Konten ini merupakan kerja sama dengan Kompasiana, setiap artikel menjadi tanggung jawab penulis dan tidak mewakili pandangan redaksi Kompas.com
Ada yang datang juga ke Indonesia International Book Fair (IIBF) 2025? Belanja berapa buku kemarin? Pengalaman apa yang bisa dibawa pulang, dan kegiatan menarik apa yang menanti pengunjungnya?
Pagi itu saya berangkat dengan semangat berbeda.
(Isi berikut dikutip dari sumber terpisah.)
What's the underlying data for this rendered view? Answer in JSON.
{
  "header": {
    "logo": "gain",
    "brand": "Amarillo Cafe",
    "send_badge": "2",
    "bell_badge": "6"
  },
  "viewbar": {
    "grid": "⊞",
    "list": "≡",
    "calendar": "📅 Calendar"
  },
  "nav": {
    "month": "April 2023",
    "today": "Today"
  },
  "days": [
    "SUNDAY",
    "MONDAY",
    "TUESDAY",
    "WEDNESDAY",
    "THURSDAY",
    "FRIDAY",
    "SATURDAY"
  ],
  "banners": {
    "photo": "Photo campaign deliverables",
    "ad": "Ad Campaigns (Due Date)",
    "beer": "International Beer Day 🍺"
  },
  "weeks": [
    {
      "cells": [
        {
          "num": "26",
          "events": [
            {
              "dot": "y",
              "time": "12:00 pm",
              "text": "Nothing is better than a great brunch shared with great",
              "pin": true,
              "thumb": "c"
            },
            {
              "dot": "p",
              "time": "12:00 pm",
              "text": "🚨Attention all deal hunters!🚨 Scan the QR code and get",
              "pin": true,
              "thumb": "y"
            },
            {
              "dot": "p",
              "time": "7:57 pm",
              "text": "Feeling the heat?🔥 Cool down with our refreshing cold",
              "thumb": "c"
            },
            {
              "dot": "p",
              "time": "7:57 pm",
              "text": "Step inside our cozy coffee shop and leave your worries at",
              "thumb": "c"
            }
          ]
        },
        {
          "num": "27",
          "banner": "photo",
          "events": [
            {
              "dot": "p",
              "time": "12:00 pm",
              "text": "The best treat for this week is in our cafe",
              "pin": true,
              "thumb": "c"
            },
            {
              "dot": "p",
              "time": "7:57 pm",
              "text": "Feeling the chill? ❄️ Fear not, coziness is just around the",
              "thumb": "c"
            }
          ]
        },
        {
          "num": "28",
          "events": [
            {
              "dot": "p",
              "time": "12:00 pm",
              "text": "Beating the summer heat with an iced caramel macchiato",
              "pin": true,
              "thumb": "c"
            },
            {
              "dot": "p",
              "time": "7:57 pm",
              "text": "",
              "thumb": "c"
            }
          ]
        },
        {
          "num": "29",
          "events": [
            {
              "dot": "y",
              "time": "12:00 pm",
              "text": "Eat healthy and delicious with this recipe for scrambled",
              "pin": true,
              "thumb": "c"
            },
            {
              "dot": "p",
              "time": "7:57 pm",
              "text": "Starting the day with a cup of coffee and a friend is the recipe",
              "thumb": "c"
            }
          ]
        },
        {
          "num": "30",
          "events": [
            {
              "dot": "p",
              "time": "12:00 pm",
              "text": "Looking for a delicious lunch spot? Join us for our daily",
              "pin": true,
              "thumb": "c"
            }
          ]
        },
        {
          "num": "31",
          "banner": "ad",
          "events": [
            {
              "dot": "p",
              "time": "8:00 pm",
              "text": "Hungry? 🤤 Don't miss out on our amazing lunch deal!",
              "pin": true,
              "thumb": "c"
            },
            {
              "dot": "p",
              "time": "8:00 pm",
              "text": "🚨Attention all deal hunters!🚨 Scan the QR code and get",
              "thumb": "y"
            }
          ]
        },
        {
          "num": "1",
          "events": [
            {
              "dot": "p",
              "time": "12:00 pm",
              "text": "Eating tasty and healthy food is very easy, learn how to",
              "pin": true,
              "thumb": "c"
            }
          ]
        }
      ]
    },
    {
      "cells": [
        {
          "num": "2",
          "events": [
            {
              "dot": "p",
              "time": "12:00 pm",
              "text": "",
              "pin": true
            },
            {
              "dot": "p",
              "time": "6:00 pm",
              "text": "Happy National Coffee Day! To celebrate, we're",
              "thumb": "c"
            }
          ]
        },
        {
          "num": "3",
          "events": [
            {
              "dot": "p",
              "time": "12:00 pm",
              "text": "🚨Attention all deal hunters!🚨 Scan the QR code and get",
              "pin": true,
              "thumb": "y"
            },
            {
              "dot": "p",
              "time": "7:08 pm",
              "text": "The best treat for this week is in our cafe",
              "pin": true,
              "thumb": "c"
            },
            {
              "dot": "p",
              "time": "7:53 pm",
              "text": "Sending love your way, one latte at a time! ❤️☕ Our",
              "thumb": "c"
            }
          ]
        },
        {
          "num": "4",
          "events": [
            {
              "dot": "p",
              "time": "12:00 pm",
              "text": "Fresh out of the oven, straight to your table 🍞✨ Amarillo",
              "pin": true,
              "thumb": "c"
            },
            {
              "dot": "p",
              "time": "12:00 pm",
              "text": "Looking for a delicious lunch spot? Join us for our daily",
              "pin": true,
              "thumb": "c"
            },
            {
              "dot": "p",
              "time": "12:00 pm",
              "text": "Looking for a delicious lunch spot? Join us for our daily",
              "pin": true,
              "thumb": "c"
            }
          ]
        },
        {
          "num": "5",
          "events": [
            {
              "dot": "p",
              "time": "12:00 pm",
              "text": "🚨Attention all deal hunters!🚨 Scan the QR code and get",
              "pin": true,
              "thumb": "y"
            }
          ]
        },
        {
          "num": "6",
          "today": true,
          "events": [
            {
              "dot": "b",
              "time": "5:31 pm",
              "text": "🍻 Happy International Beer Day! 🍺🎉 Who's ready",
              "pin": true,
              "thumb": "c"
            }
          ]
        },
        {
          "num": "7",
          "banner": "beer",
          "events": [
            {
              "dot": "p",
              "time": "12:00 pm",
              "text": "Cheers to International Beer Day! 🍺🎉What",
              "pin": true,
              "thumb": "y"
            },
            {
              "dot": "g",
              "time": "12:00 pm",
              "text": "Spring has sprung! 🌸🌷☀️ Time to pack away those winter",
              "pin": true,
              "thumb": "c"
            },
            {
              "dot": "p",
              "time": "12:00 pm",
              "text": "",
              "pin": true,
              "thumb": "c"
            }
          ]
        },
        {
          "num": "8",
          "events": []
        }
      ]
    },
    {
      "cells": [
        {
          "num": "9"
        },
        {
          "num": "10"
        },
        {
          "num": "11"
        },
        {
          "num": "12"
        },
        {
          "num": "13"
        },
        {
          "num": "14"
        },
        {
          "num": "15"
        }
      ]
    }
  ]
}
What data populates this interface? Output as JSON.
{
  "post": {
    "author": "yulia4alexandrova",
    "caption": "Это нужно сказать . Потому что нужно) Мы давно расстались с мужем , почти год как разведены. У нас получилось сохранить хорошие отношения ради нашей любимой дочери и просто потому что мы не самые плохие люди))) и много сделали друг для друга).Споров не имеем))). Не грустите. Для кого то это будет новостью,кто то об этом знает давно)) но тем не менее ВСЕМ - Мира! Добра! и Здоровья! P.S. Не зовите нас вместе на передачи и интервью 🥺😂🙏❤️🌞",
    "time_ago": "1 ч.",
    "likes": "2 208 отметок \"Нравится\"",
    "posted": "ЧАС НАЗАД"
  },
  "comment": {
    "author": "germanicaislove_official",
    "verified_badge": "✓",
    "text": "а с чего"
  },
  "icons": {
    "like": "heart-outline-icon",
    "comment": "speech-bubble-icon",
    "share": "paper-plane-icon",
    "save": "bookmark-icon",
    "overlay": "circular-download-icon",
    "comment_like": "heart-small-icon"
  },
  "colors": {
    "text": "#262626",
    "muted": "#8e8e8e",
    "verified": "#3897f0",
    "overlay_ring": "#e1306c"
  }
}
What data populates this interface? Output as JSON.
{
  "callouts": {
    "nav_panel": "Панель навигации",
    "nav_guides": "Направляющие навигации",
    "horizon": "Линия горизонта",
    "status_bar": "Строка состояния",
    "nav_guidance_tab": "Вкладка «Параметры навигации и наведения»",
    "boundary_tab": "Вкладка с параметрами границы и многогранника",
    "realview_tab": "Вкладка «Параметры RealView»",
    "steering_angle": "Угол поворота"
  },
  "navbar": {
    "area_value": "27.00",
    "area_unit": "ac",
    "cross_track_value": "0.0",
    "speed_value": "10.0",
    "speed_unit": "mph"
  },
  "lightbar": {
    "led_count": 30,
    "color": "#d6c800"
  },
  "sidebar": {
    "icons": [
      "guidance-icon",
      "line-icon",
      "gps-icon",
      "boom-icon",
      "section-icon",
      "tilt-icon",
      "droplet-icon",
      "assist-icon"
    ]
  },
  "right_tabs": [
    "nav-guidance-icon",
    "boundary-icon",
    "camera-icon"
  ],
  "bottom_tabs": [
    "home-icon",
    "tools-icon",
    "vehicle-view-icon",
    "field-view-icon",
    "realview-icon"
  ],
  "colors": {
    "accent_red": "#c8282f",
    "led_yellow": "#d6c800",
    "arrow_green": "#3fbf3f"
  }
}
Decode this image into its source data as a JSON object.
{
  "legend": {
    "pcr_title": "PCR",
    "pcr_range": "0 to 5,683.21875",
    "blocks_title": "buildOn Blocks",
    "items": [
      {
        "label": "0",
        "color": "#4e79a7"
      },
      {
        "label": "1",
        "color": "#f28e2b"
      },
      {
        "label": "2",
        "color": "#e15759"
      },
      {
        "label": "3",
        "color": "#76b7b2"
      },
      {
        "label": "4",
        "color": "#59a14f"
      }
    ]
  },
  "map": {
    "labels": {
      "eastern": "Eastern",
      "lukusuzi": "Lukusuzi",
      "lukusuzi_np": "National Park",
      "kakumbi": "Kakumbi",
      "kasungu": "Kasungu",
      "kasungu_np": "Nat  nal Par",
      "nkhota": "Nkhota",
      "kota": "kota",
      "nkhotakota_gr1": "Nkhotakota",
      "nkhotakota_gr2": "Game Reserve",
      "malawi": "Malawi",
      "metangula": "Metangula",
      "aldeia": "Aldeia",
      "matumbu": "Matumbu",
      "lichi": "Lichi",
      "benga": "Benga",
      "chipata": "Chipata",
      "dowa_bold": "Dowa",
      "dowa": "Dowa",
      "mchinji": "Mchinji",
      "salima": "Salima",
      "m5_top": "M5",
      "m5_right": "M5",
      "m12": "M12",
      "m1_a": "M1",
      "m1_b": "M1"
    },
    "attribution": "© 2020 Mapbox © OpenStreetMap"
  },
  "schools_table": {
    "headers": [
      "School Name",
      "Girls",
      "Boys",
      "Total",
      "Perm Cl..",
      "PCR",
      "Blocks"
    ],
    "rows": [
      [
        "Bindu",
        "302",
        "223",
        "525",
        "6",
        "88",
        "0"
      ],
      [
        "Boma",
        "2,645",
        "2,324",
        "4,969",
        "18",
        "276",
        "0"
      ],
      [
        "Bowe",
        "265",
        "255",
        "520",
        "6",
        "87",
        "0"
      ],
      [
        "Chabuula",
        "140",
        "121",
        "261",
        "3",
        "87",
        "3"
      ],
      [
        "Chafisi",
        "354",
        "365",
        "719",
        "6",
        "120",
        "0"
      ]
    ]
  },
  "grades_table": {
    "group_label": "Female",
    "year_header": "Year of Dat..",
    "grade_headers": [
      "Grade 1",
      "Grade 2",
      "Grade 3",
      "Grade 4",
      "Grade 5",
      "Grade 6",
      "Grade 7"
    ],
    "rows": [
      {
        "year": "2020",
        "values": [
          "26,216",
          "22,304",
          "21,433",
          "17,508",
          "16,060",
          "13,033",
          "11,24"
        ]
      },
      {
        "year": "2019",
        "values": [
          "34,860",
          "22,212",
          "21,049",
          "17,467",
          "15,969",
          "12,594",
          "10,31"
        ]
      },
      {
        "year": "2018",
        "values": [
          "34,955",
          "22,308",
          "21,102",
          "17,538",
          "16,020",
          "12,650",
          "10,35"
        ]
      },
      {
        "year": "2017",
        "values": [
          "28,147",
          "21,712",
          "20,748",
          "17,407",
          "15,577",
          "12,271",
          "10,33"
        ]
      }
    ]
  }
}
Ada agenda spesial: menghadiri salah satu pameran buku terbesar di Indonesia, Indonesia International Book Fair (IIBF) 2025 yang digelar di Jakarta International Convention Center (JICC) pada 25–28 September 2025.
Bagi para pencinta literasi, IIBF tentu bukan hal asing. Namun bagi saya, Jumat 26 September 2025 menjadi momen pertama yang terasa istimewa: akhirnya saya bisa benar-benar hadir.
Tahun-tahun sebelumnya, niat selalu terhalang pekerjaan. Kali ini, saya bisa meluangkan waktu dari pagi hingga menjelang sore untuk menikmati suasana penuh buku, ilmu, dan inspirasi.
Kenapa Memilih Datang ke IIBF 2025?
Alasan saya datang ke IIBF 2025 sederhana tapi istimewa. Pertama, karena saya berkesempatan menjadi salah satu IIBFluencer 2025 bersama teman-teman pencinta buku lainnya.
Kedua, saya penasaran ingin melihat sendiri seberapa meriah acara ini. Ketiga, lokasi JICC yang strategis memudahkan akses dengan Transjakarta maupun MRT—tinggal turun di halte terdekat dan sedikit berjalan kaki.
Bersama seorang teman blogger, Kak Rere, kami berangkat naik KRL, transit ke MRT, lalu berjalan kaki menuju JICC. Tiba sekitar pukul 09.50 WIB, suasana masih lengang dan menyenangkan.
Serunya Menjelajahi Booth dan Kegiatan IIBF
Memasuki area pameran, saya langsung disambut spot foto khas IIBF 2025. Ada booth-booth menarik yang beragam: mulai dari yayasan literasi, galeri lukisan, hingga “Start Books” yang penuh buku berbahasa asing dan perlengkapan alat tulis.
Tak jauh dari sana ada booth Kementerian Kebudayaan RI dan area khusus anak. Booth-booth penerbit besar seperti Gramedia, Mizan, BIP, Grasindo, hingga penerbit luar negeri dari Malaysia, Jerman, China, Jepang, Turki, dan lainnya juga hadir.
Yang menarik, ada pula penerbit indie seperti Komunitas Bambu, Marjin Kiri, dan Rabbit Hole. Sementara itu, stand media seperti Kompas, Tempo, hingga Antara News turut meramaikan. Rasanya seperti bertemu dunia literasi dalam satu atap.
Pengalaman berkesan lainnya: saya dan Kak Rere mendapat tiga buku gratis dari penerbit asal Turki. Saya juga sempat mampir ke booth Jerman (Goethe-Institut), China, hingga Jepang yang menawarkan diskon besar-besaran.
Di area “zona kalap” saya tergoda berbagai judul buku: novel, buku pengembangan diri, kamus, hingga buku anak-anak.
Akhirnya saya memilih beberapa buku incaran lama yang sedang diskon, termasuk karya J.S. Khairen dan buku-buku bertema sosial seperti “Gaza Surat Cinta yang Ditulis dengan Luka”.